In the case of this known method, the nutrient medium is ready to use immediately after the sterilization process. Even at this point in time, it is possible for microbes to become established and multiply in or on the nutrient medium. The period of time, during which a nutrient medium can be used as a basis for a multiplication of microbes is limited as a result of the unavoidable water loss and amounts to a maximum of two to three weeks e.g. for solid nutrient medium. Therefore, in the case of the known method, the point in time at which effected recontamination can be observed is predetermined to a limited extent by the limited shelf life of the nutrient medium.

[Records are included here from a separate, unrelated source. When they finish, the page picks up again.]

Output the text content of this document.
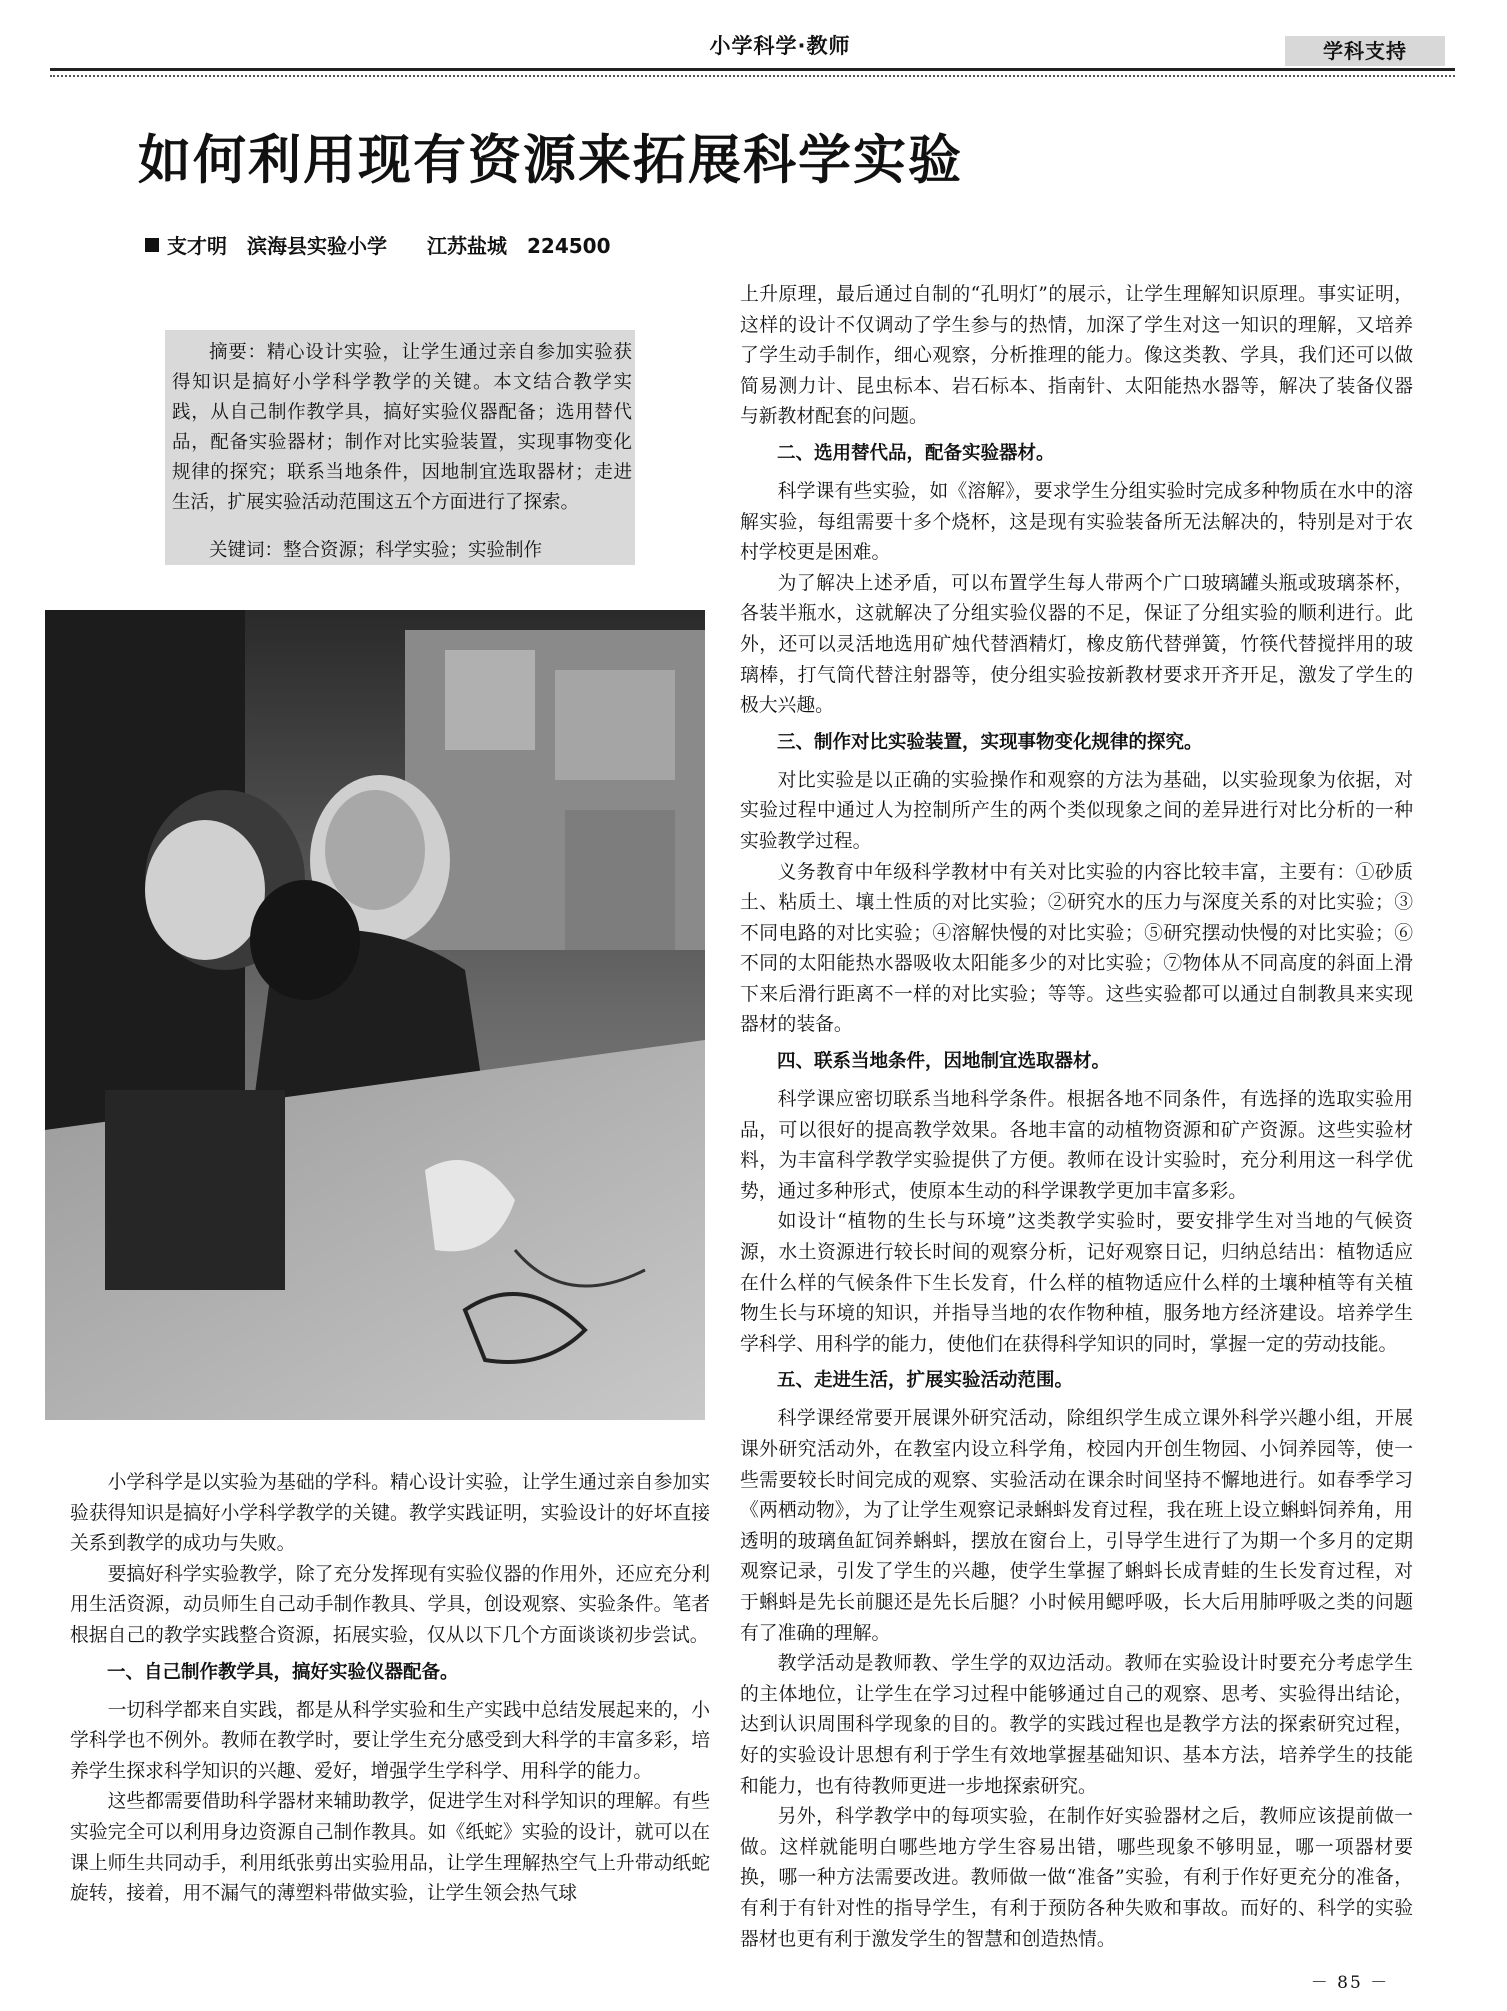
小学科学·教师	学科支持
如何利用现有资源来拓展科学实验
支才明　滨海县实验小学　　江苏盐城　224500
摘要：精心设计实验，让学生通过亲自参加实验获得知识是搞好小学科学教学的关键。本文结合教学实践，从自己制作教学具，搞好实验仪器配备；选用替代品，配备实验器材；制作对比实验装置，实现事物变化规律的探究；联系当地条件，因地制宜选取器材；走进生活，扩展实验活动范围这五个方面进行了探索。
关键词：整合资源；科学实验；实验制作

小学科学是以实验为基础的学科。精心设计实验，让学生通过亲自参加实验获得知识是搞好小学科学教学的关键。教学实践证明，实验设计的好坏直接关系到教学的成功与失败。

要搞好科学实验教学，除了充分发挥现有实验仪器的作用外，还应充分利用生活资源，动员师生自己动手制作教具、学具，创设观察、实验条件。笔者根据自己的教学实践整合资源，拓展实验，仅从以下几个方面谈谈初步尝试。

一、自己制作教学具，搞好实验仪器配备。

一切科学都来自实践，都是从科学实验和生产实践中总结发展起来的，小学科学也不例外。教师在教学时，要让学生充分感受到大科学的丰富多彩，培养学生探求科学知识的兴趣、爱好，增强学生学科学、用科学的能力。

这些都需要借助科学器材来辅助教学，促进学生对科学知识的理解。有些实验完全可以利用身边资源自己制作教具。如《纸蛇》实验的设计，就可以在课上师生共同动手，利用纸张剪出实验用品，让学生理解热空气上升带动纸蛇旋转，接着，用不漏气的薄塑料带做实验，让学生领会热气球

上升原理，最后通过自制的“孔明灯”的展示，让学生理解知识原理。事实证明，这样的设计不仅调动了学生参与的热情，加深了学生对这一知识的理解，又培养了学生动手制作，细心观察，分析推理的能力。像这类教、学具，我们还可以做简易测力计、昆虫标本、岩石标本、指南针、太阳能热水器等，解决了装备仪器与新教材配套的问题。

二、选用替代品，配备实验器材。

科学课有些实验，如《溶解》，要求学生分组实验时完成多种物质在水中的溶解实验，每组需要十多个烧杯，这是现有实验装备所无法解决的，特别是对于农村学校更是困难。

为了解决上述矛盾，可以布置学生每人带两个广口玻璃罐头瓶或玻璃茶杯，各装半瓶水，这就解决了分组实验仪器的不足，保证了分组实验的顺利进行。此外，还可以灵活地选用矿烛代替酒精灯，橡皮筋代替弹簧，竹筷代替搅拌用的玻璃棒，打气筒代替注射器等，使分组实验按新教材要求开齐开足，激发了学生的极大兴趣。

三、制作对比实验装置，实现事物变化规律的探究。

对比实验是以正确的实验操作和观察的方法为基础，以实验现象为依据，对实验过程中通过人为控制所产生的两个类似现象之间的差异进行对比分析的一种实验教学过程。

义务教育中年级科学教材中有关对比实验的内容比较丰富，主要有：①砂质土、粘质土、壤土性质的对比实验；②研究水的压力与深度关系的对比实验；③不同电路的对比实验；④溶解快慢的对比实验；⑤研究摆动快慢的对比实验；⑥不同的太阳能热水器吸收太阳能多少的对比实验；⑦物体从不同高度的斜面上滑下来后滑行距离不一样的对比实验；等等。这些实验都可以通过自制教具来实现器材的装备。

四、联系当地条件，因地制宜选取器材。

科学课应密切联系当地科学条件。根据各地不同条件，有选择的选取实验用品，可以很好的提高教学效果。各地丰富的动植物资源和矿产资源。这些实验材料，为丰富科学教学实验提供了方便。教师在设计实验时，充分利用这一科学优势，通过多种形式，使原本生动的科学课教学更加丰富多彩。

如设计“植物的生长与环境”这类教学实验时，要安排学生对当地的气候资源，水土资源进行较长时间的观察分析，记好观察日记，归纳总结出：植物适应在什么样的气候条件下生长发育，什么样的植物适应什么样的土壤种植等有关植物生长与环境的知识，并指导当地的农作物种植，服务地方经济建设。培养学生学科学、用科学的能力，使他们在获得科学知识的同时，掌握一定的劳动技能。

五、走进生活，扩展实验活动范围。

科学课经常要开展课外研究活动，除组织学生成立课外科学兴趣小组，开展课外研究活动外，在教室内设立科学角，校园内开创生物园、小饲养园等，使一些需要较长时间完成的观察、实验活动在课余时间坚持不懈地进行。如春季学习《两栖动物》，为了让学生观察记录蝌蚪发育过程，我在班上设立蝌蚪饲养角，用透明的玻璃鱼缸饲养蝌蚪，摆放在窗台上，引导学生进行了为期一个多月的定期观察记录，引发了学生的兴趣，使学生掌握了蝌蚪长成青蛙的生长发育过程，对于蝌蚪是先长前腿还是先长后腿？小时候用鳃呼吸，长大后用肺呼吸之类的问题有了准确的理解。

教学活动是教师教、学生学的双边活动。教师在实验设计时要充分考虑学生的主体地位，让学生在学习过程中能够通过自己的观察、思考、实验得出结论，达到认识周围科学现象的目的。教学的实践过程也是教学方法的探索研究过程，好的实验设计思想有利于学生有效地掌握基础知识、基本方法，培养学生的技能和能力，也有待教师更进一步地探索研究。

另外，科学教学中的每项实验，在制作好实验器材之后，教师应该提前做一做。这样就能明白哪些地方学生容易出错，哪些现象不够明显，哪一项器材要换，哪一种方法需要改进。教师做一做“准备”实验，有利于作好更充分的准备，有利于有针对性的指导学生，有利于预防各种失败和事故。而好的、科学的实验器材也更有利于激发学生的智慧和创造热情。

－ 85 －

Furthermore, a device is known which can be used in particular for carrying out the method in accordance with patent application 102 13 361.1 which is suitable for testing the package as a whole (Dunkelberg, H., Zietz, B., Wedekind, S., The Society for Healthcare Epidemiology of America, 13th Annual Scientific Meeting, Preliminary Results for a New Final Package Test to Assess the Quality of Sterile Package Systems). In this case, the ambient conditions can be fixed such that the sterilization packaging unit to be tested is subjected for a specific period of time to a very high microbial density which does not normally occur in the environment of stored packaging units.